Guardian Angels and Other Monsters by Daniel H. Wilson
Penguin Random House; 3/6/18
eBook review copy; 304 pages
paperback ISBN-13:
9781101972014
Guardian Angels and Other Monsters by Daniel H. Wilson is a very
highly recommended collection of fourteen short stories that examine how
artificial intelligence both saves and destroys humanity. The writing is
excellent and the stories are well-paced, thoughtful, and emotional.
This compilation starts out and ends strong. Guardian Angels and Other Monsters
is an outstanding selection for science fiction and short story fans. I
was captivated by the majority of the stories with the exception of one
story that I liked less than the others, which is a stunning
recommendation for any short story collection.
Contents include:
Miss Gloria: Chiron is a robot whose life's work is to teach and protect
Miss Gloria until she can take care of herself. Miss Gloria knows that
Chiron is an excellent playmate and she loves him. In his own way, the
machine also loves the
girl.
The Blue Afternoon that Lasted Forever: After seeing images on the
television that only a few people understand the implications of, an
astrophysicists rushes home to his
3-year-old daughter.
Jack, the Determined: Jack, a most loyal and obedient
student, is accompanying the Professor while he delivers a report on his
most important scientific work.
The Executor: In order to protect his daughter, a man visits the
Executor’s office in an attempt to get control of a family inheritance.
Helmet: The wordless huge, robotic Helmets appear and show the strength of the controlling
Triumvirate by violently stopping uprisings.

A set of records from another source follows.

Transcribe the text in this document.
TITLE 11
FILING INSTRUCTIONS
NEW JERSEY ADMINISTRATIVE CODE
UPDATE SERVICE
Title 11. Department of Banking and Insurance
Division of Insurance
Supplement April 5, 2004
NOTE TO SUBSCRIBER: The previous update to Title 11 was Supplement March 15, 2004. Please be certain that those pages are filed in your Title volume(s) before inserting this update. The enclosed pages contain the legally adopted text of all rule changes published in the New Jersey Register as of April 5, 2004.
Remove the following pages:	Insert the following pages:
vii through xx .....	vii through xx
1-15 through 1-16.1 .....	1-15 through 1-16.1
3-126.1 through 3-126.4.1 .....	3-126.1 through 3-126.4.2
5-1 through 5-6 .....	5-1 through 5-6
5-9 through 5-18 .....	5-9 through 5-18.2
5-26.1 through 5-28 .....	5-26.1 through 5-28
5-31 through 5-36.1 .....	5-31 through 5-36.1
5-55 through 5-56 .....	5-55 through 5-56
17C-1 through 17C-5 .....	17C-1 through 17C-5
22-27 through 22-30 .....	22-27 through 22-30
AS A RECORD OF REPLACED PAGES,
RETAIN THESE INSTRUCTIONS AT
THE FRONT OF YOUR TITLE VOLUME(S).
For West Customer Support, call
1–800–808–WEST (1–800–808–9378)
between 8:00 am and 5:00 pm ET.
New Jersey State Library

Blood Memory: A mother is determination to do anything to help her
daughter, the first and only human being born to teleportation.
Foul Weather: A meteorologist discovers the truth behind the adage: "Foul weather breeds foul deeds."
The Nostalgist: An old man tries to live in the past the only way he knows how.
Parasite: a Robopocalypse Story: A horrific war story of a battle
against a thinking machine that calls itself Archos. (This is a Lark
Iron Cloud story.)
God Mode: "In all of this forgetting, there is this one constant thing. Her name is
Sarah. I will always remember that. She is holding my right hand with
her left. Our fingers are interlaced, familiar. The two of us have held
hands this way before. The memory of it is there, in our grasp. Her hand
in mine. This is all that matters to me now. Here in the aftermath of
the great forgetting."
Garden of Life: A taxonomist collects samples when he stumbles across something that he has never seen before.
All Kinds of Proof: A drunk is hired to train a mail-carrying robot that
he names the Shine and considers him a friend. "[H]e doesn’t judge,
doesn’t interrupt,
and he goes with me everywhere. When he walks, it makes this nice
wheezing sound. His narrow little feet are coated in a layer of tacky
rubber and each step lands quiet and smooth. And he always keeps up. The
two of us walk together..."
One for Sorrow: A Clockwork Dynasty Story set in
England, 1756, and starring the childlike avtomat Elena Petrova.
Special Automatic: James is an abused and bullied teen who has a
neurostimulator sunk into his brain behind his ear to prevent seizures.
Although everyone thinks he is stupid, James is much more intelligent
than they realize. The proof is found in the robot he built and named
Special Automatic.
Disclosure:
My review copy was courtesy of Penguin Random House.